Sunday, February 6, 2011

How to Read a Book Video - Long Lost Footage of Mortimer Adler - Clip #1

In 1975, Encyclopedia Britannica Educational Corporation produced a series of videos where Mortimer J. Adler and Charles Van Doren discussed How To Read a Book, originally published in 1940. Thanks to Max Weismann, I was alerted to the rediscovery of this long lost footage, which I am reviewing today.

Clip #1: A Case For Raising Reading Expectations:
The discussion in the first video clip largely revolves around how to select an appropriate reading rate based on the type of reading one is doing. In the first video clip, Adler states:
The art of reading consists of having the skills required for lifting your mind, with nothing but a book in your hand, from understanding less, to understanding more.
Adler and Van Doren contrast books we read for entertainment or information versus books we read for understanding, making a strong case for "variable speed reading." Adler makes a number of provocative statements in the video. He states that 4th to 6th grade skill levels are sufficient to read most of the books read in schools and continues that reading for the sake of improving your mind is generally "not taught in schools." Reading that involves acts of interpretation, analysis, apprehension of content, and critical judgment, cannot be done quickly, Adler and Van Doren explain. Higher level reading skills are what's being advocated here.

In Endangered Minds, Jane Healy, Ph.d. questions:
Why don't -or can't-most young people read? One of the most common complaints among this generation is that books are "too hard" or "boring." Many have trouble with the mental organization and sustained effort demanded by reading. Coming to grips with verbal logic, wrestling one's mind into submission to an author's unfamiliar point of view, and struggling to make connections appear to be particularly taxing to today's young intellects. (Healy, p. 25)
How much of the boredom many of us observe in students is a result of children not being challenged enough by the reading they are doing in school?

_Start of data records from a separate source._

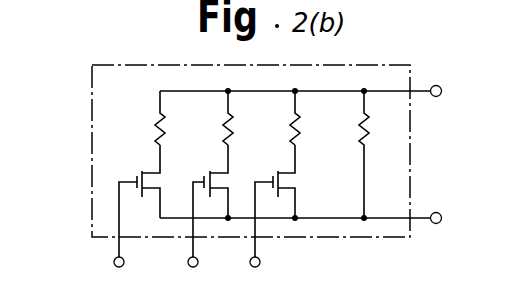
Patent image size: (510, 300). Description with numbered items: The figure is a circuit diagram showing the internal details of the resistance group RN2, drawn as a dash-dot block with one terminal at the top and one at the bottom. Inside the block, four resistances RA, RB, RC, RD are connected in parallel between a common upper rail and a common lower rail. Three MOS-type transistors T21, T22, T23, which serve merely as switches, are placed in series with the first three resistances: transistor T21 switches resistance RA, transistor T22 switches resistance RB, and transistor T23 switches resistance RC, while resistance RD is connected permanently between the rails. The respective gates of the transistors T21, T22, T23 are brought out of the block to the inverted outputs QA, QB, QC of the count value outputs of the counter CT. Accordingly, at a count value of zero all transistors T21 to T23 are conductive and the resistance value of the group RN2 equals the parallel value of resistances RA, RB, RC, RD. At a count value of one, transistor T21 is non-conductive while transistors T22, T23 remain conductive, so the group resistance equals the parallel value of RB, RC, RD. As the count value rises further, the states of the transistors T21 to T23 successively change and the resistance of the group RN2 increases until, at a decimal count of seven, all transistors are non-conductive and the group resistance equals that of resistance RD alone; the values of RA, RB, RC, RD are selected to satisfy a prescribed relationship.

The resistance group RN2 is at (92, 160).
The transistor T21 is at (142, 171).
The transistor T22 is at (208, 171).
The transistor T23 is at (277, 171).
The resistance RA is at (167, 132).
The resistance RB is at (235, 132).
The resistance RC is at (302, 130).
The resistance RD is at (370, 130).
The inverted output QA is at (128, 272).
The inverted output QB is at (202, 272).
The inverted output QC is at (264, 272).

Instead of only choosing leveled, Just Right Books, which Fountas and Pinnel advocate, in order to lift our minds up with insight, Adler argues:
I think it's terribly important for each of us, for everyone to find a number of books that are over their heads.
 Somewhere along the line, possibly from Richard Vacca's book on content area literacy, I read about the distinction between learning to read and reading to learn.  Adler and Van Doren strongly suggest that it isn't possible to learn or raise oneself up if a book is on grade level; a book has to be "over your head" in order to learn from it.

Having worked predominantly in elementary schools with heavy populations of children of poverty, English Language Learners, and otherwise at-risk readers, the instructional focus has been primarily on learning to read at the student's independent reading level. The limited amount of stretching that is done at school tends to be in Guided Reading or Shared Reading formats. An unfortunate amount of time is spent preparing students for SOL tests. No wonder students are often bored with reading.